Friday, March 6, 2009
Time Management -- the least talked about sin
Lust, gossip, envy, anger... All of us admit we do these things, and we confess these things to each other, we pray about them...but what about time management? This seems like more of a "non-spiritual" issue. It's something you go to seminars about or learn during job training. Yet I'm being more convicted that it is a real, chronic sin that is destroying many in our generation, soaked as we are in a distraction-filled world. I especially think it is endemic in young guys. It's been a destructive force in my life.
Does this sound familiar? Sleep in, go to class only when there's a quiz, spend the day playing computer games, checking your fantasy team, and watching youtube. Then go hang out with your buddies. As deadlines get closer, pound dozens of coffees and redbulls and a few all-nighters. Afterwords, celebrate and then start the cycle all over again. I think this pattern starts somewhere in middle school and high school, gets hardened in college, and by the time you get your first job, is pretty hard to shake. Yes, it works...but there's something like a slow disintegration going on inside. You might not admit it, but you feel it.
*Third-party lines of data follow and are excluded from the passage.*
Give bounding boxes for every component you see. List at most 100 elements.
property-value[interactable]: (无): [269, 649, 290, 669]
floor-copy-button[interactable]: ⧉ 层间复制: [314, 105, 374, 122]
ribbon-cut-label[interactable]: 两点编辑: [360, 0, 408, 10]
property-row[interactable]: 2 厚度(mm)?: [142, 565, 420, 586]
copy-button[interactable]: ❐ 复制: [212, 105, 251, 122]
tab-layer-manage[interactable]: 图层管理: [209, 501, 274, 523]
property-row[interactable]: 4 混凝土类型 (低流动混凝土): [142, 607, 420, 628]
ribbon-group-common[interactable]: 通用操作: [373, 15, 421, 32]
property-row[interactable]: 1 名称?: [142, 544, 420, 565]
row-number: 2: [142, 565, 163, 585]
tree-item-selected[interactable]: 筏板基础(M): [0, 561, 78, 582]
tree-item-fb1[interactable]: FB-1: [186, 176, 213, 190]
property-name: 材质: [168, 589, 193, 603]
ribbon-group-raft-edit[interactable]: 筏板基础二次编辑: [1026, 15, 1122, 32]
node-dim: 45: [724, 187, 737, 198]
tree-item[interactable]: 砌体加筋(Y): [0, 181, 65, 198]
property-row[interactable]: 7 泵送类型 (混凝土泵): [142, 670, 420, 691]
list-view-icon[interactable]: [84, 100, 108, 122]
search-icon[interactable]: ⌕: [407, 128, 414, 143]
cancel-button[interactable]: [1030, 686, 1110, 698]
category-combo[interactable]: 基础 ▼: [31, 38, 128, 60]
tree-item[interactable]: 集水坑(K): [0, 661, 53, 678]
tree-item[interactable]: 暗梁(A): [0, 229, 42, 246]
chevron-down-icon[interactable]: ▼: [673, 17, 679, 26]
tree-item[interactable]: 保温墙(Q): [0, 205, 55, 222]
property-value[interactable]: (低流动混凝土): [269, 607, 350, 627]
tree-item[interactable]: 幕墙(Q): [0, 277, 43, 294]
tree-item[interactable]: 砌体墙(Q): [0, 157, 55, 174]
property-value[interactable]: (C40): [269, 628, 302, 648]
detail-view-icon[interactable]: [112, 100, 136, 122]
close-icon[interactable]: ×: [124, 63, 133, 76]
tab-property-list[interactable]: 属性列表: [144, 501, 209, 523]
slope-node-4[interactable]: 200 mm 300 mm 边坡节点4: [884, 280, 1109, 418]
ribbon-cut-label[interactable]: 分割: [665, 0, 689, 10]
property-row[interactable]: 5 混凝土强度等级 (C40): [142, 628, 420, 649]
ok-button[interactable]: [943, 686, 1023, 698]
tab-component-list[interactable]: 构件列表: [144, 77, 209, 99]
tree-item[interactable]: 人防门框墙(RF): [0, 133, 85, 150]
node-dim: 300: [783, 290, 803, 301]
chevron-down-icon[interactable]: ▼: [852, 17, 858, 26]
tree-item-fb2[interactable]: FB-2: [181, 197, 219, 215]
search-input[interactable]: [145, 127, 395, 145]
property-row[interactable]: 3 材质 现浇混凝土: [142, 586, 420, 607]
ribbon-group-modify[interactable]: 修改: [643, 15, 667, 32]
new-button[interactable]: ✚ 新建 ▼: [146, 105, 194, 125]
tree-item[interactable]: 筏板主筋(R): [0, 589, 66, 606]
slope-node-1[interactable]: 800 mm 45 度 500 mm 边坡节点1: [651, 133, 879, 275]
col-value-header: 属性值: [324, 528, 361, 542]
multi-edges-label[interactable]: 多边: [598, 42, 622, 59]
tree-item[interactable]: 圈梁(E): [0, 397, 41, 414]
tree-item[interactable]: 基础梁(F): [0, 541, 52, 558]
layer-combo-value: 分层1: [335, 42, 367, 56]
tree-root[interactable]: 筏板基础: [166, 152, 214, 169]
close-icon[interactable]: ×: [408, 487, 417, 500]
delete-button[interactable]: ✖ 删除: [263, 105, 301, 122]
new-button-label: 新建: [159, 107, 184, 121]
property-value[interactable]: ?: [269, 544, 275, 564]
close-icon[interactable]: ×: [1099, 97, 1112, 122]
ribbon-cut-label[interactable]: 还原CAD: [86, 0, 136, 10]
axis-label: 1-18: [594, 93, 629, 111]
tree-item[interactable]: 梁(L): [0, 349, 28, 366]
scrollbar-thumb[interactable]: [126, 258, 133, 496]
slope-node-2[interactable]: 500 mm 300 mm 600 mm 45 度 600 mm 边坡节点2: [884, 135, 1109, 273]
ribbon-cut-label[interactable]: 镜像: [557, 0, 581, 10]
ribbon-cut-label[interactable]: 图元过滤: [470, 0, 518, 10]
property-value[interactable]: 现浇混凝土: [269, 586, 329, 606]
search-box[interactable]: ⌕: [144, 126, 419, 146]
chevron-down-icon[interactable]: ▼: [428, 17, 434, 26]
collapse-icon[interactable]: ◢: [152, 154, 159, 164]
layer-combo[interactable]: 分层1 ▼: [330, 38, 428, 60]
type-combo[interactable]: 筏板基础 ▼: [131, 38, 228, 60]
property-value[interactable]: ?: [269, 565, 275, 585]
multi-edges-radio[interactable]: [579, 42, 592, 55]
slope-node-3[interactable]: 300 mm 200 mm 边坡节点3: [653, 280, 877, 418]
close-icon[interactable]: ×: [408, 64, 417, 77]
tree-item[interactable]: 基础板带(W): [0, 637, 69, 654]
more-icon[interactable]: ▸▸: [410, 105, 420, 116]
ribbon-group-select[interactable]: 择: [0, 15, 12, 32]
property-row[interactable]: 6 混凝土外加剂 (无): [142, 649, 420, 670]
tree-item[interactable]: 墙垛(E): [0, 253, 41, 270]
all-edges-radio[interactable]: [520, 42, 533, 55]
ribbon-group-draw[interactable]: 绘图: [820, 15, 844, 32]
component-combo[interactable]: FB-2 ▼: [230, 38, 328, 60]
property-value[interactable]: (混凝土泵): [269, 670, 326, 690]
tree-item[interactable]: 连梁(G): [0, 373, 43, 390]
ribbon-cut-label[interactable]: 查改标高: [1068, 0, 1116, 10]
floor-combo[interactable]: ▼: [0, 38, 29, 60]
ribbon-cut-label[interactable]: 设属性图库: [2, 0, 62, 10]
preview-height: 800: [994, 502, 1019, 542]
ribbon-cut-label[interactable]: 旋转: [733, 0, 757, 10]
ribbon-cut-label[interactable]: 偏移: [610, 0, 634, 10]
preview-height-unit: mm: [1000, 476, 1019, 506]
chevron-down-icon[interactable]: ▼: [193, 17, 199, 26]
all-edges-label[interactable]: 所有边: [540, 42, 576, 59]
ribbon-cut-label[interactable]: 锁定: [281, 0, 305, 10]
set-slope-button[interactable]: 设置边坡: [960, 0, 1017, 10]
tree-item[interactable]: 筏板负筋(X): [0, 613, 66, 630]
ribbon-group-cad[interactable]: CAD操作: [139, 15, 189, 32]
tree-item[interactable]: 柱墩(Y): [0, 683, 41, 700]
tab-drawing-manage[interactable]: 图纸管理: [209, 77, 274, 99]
Why do we do it? Is it just because we're lazy? Yes, but I think you have to go deeper than that. For me, there is a nagging fear of failure. I avoid the difficult tasks because I know as soon as I tackle it, I will feel frustrated. Frustrated because it's not easy, because I feel incompetent. So I avoid. I turn to things that are easy, that are controllable, where I feel competent. Soon I begin to see that this is not just why I'm lazy...it's also why I avoid confrontation with people and why I avoid deep relationships.
Titus 2:11-12 says that "the grace of God has appeared, bringing salvation for all people, training us to renounce ungodliness and worldly passions, and to live self-controlled, upright, and godly lives in the present age." The Grace of God trains us. The NIV says that Grace teaches us to say "no." What does this mean? It means that self-control doesn't come from mustering up enough will-power and guilt to change ourselves. It means that God breaking through into our reality and saving us from ourselves is the only way we will ever change. It's the reality of the fact that Christ did the hardest task of all, facing and taking all our evil so that we could be free, that can break through our fears. Remembering who we are in Christ slowly weans off our fear of failure. Why? Because even if I fail, I know that my identity doesn't rest in my accomplishments. It rests in being a child of God, won for me by the Redeemer. It frees me to try the hardest things, and it frees me to fail and not be destroyed.
This deeper battle must first be fought. The grace of God is our power and strength in the battle. What does this look like for you? I don't know. But for me, I've seen that accountability with others and identifying the big time-wasters in your life -- the things you turn to avoid the difficult things, are part of the battle. One thing for me is being very cognizant of how I partake of the Internet, e-mail, TV, TV on the internet... Our generation just turns on the computer, flicks on the tube, and lets it wash over us, basically until we're bored. For me, these are the first places I go to when I'm avoiding something. One of my goals is to check email only twice during the day, and do all my "recreational internet" in the evening. My friend's goal is to be on the internet no more than one hour per day. That's harder than it sounds...but do we really need to be on the internet for four hours every day? Whatever it looks like for you, I pray that the reality of grace will break through into our lives and train us into freedom.